Create modules/{module}/{module}_dev.py:

# %% [markdown]
# # Module: Tensor Fundamentals
# 
# Build the core Tensor class that powers TinyTorch neural networks.

# %%
#| default_exp core.tensor
import numpy as np
from typing import Union, List, Optional

# %%
class Tensor:
    """TinyTorch Tensor: N-dimensional array with ML operations."""
    
    def __init__(self, data: Union[int, float, List, np.ndarray], dtype: Optional[str] = None):
        """
        Create a new tensor from data.
        
        Args:
            data: Input data (scalar, list, or numpy array)
            dtype: Data type ('float32', 'int32', etc.).

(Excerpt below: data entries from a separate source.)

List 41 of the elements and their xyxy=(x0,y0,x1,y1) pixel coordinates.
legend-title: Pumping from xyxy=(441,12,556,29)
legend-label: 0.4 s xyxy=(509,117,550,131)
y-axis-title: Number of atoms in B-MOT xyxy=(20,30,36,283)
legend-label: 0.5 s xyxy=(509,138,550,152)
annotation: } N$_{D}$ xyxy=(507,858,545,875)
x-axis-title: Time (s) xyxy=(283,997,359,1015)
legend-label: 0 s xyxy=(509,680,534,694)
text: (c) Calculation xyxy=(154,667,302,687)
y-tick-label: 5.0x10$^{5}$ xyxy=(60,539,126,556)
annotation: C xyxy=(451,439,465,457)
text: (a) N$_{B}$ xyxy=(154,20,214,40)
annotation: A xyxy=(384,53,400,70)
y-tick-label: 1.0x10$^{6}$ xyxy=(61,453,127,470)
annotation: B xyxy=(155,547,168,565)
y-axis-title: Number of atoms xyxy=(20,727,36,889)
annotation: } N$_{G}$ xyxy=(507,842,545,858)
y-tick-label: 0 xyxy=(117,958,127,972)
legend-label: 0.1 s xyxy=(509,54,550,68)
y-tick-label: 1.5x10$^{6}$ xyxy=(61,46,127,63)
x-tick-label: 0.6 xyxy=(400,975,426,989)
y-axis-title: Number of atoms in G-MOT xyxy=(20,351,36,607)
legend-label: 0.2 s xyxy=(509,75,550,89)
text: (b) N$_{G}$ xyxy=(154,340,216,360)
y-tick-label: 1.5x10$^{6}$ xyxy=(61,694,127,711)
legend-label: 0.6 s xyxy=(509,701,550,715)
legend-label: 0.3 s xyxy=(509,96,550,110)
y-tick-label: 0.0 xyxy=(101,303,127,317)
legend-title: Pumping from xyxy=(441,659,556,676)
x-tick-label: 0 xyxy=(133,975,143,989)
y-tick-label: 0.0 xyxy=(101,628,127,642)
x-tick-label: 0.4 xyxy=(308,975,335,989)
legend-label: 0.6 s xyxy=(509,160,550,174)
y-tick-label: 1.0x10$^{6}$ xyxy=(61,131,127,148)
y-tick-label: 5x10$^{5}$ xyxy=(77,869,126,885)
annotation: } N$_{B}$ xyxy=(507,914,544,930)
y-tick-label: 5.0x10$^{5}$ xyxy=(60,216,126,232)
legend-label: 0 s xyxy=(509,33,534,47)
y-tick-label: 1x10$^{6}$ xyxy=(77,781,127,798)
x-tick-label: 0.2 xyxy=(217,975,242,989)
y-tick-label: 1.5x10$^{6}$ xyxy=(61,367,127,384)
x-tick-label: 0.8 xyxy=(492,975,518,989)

Defaults to float32.
        """
        #| exercise_start
        # TODO: Convert input to numpy array
        # HINT: Use isinstance() to check input types  
        # HINT: Default to 'float32' for ML compatibility
        if isinstance(data, (int, float)):
            self._data = np.array(data, dtype=dtype or 'float32')
        elif isinstance(data, list):
            self._data = np.array(data, dtype=dtype or 'float32')
        elif isinstance(data, np.ndarray):
            self._data = data.astype(dtype or data.dtype)
        else:
            raise TypeError(f"Cannot create tensor from {type(data)}")
        #| exercise_end

# %% [markdown]
# ## Testing
# Let's verify our implementation works:

# %%
# Test tensor creation
scalar = Tensor(5.0)
vector = Tensor([1, 2, 3])
matrix = Tensor([[1, 2], [3, 4]])
print(f"Scalar: {scalar.shape}")
print(f"Vector: {vector.shape}")  
print(f"Matrix: {matrix.shape}")

Step 2: Convert to Notebook (Standard Tool)

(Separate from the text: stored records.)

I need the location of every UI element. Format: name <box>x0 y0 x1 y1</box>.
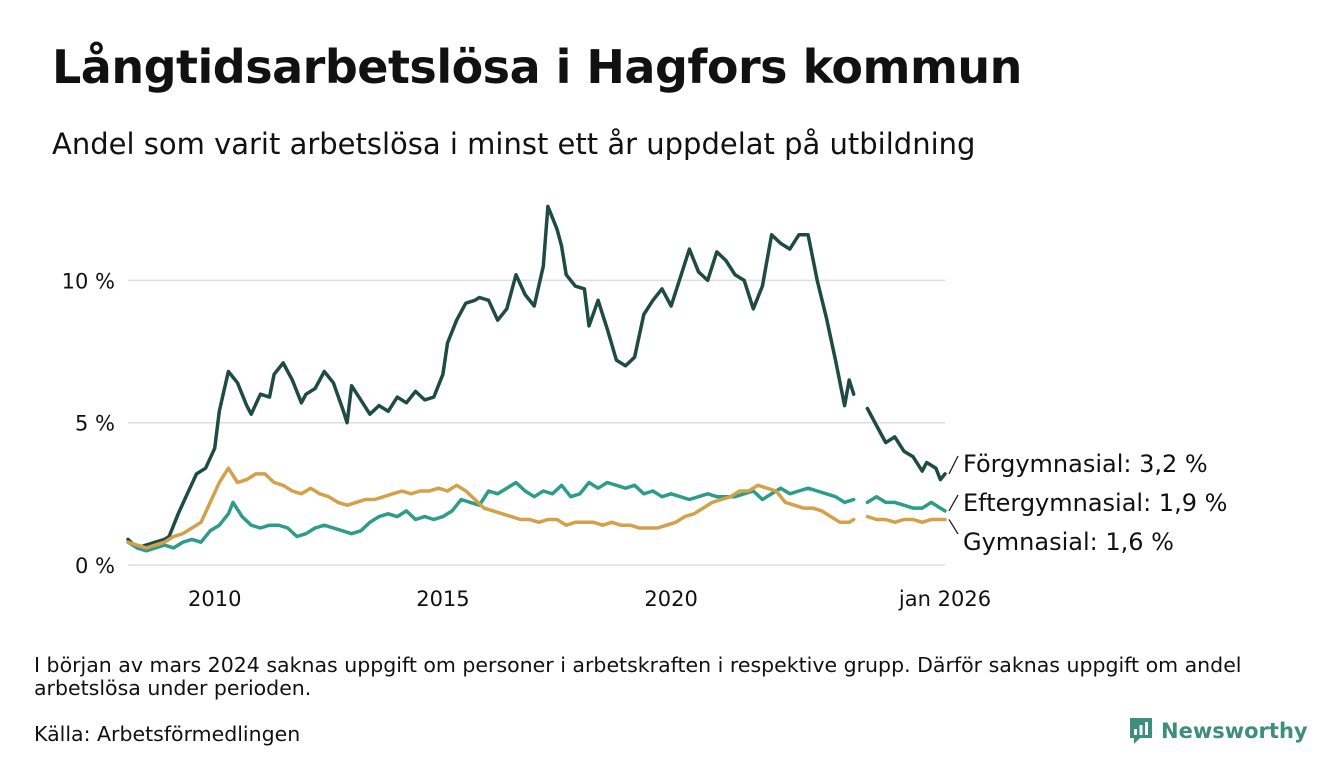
chart-title: Långtidsarbetslösa i Hagfors kommun <box>52 40 1022 94</box>
y-tick-label: 5 % <box>75 412 115 436</box>
x-tick-label: 2010 <box>188 587 241 611</box>
leader-line <box>948 519 959 535</box>
footnote: I början av mars 2024 saknas uppgift om … <box>34 653 1242 700</box>
chart-subtitle: Andel som varit arbetslösa i minst ett å… <box>52 127 976 161</box>
series-line-eftergymnasial <box>865 494 947 513</box>
y-tick-label: 10 % <box>62 269 115 293</box>
series-labels: Förgymnasial: 3,2 % Eftergymnasial: 1,9 %… <box>948 450 1227 556</box>
newsworthy-logo-text: Newsworthy <box>1161 719 1308 743</box>
x-axis: 2010 2015 2020 jan 2026 <box>188 587 991 611</box>
series-label-eftergymnasial: Eftergymnasial: 1,9 % <box>963 489 1227 517</box>
series-label-gymnasial: Gymnasial: 1,6 % <box>963 528 1174 556</box>
series-line-gymnasial <box>865 514 947 525</box>
y-axis: 0 % 5 % 10 % <box>62 269 115 578</box>
source-text: Källa: Arbetsförmedlingen <box>34 722 301 746</box>
newsworthy-logo-icon <box>1130 718 1152 744</box>
x-tick-label: 2015 <box>416 587 469 611</box>
gridlines <box>128 279 945 566</box>
series-line-förgymnasial <box>126 204 856 550</box>
leader-line <box>948 455 959 475</box>
series-label-förgymnasial: Förgymnasial: 3,2 % <box>963 450 1208 478</box>
series-lines <box>126 204 947 553</box>
line-chart: 0 % 5 % 10 % 2010 2015 2020 jan 2026 Förgymna… <box>62 204 1227 611</box>
series-line-gymnasial <box>126 466 856 550</box>
newsworthy-logo[interactable]: Newsworthy <box>1128 716 1308 746</box>
x-tick-label: 2020 <box>644 587 697 611</box>
leader-line <box>948 494 959 512</box>
y-tick-label: 0 % <box>75 554 115 578</box>
x-tick-label: jan 2026 <box>898 587 991 611</box>
series-line-förgymnasial <box>865 406 947 482</box>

# Use Jupytext (industry standard)
jupytext --to ipynb modules/tensor/tensor_dev.py

Step 3: Generate Student Version (Standard Directives)

# Use NBDev-style processing
nbdev_process --module tensor

🏷️ Standard Directives (NBDev Compatible)

Educational Markers

#| exercise_start
# Student implements this section
#| exercise_end

#| hide
# Hidden from students (instructor notes)

#| export  
# Exports to package (standard NBDev)

#| default_exp core.tensor
# Sets export target (standard NBDev)

Cell Types (Jupytext Standard)

# %% [markdown]
# Markdown content here

# %%
# Code cell (default)

# %% [raw]
# Raw cell content

🛠️ Using Standard Tools

Install Standard Tools

pip install jupytext nbdev

Standard Conversion

# Python → Notebook (Jupytext)
jupytext --to ipynb tensor_dev.py

# Generate docs (NBDev)  
nbdev_docs

# Export to package (NBDev)
nbdev_export

Standard Configuration

Add to pyproject.toml:

[tool.jupytext]
formats = "ipynb,py:percent"

[tool.nbdev]
lib_name = "tinytorch"
lib_path = "tinytorch"

📋 Standard Format Example

# %% [markdown]
# # Tensor Implementation
# Core data structure for TinyTorch

# %%
#| default_exp core.tensor
#| export
import numpy as np
from typing import Union, List

# %%
#| export
class Tensor:
    def __init__(self, data):
        #| exercise_start
        # TODO: Students implement this
        self._data = np.array(data)
        #| exercise_end
    
    #| hide
    def _internal_method(self):
        # Hidden from students
        pass

# %% [markdown]
# ## Testing

# %%
# Test our implementation
t = Tensor([1, 2, 3])
assert t._data.shape == (3,)

Benefits of Standards

For Instructors

  • No custom tools to maintain - use battle-tested solutions
  • Wide IDE support - works in VSCode, PyCharm, Spyder
  • Community compatibility - follows established patterns
  • Rich ecosystem - plugins, extensions, integrations

For Students

  • Industry-standard workflow - learns real development practices
  • Better tooling - syntax highlighting, debugging, refactoring
  • Transferable skills - applies to other projects
  • Community resources - tutorials, documentation, help

🔧 Migration from Custom System

If you have existing custom markers:

# Old custom approach
#| exercise_start
#| difficulty: easy
#| hint: Use numpy arrays
# ... implementation

# New standard approach  
#| exercise_start
# TODO: Use numpy arrays
# ... implementation
#| exercise_end

📚 Resources

🎉 Result

By using standards:

  • Less maintenance - no custom tools to maintain
  • Better support - works with existing IDE features
  • Future-proof - follows community direction
  • Easier onboarding - instructors know these tools

Use proven tools instead of reinventing the wheel!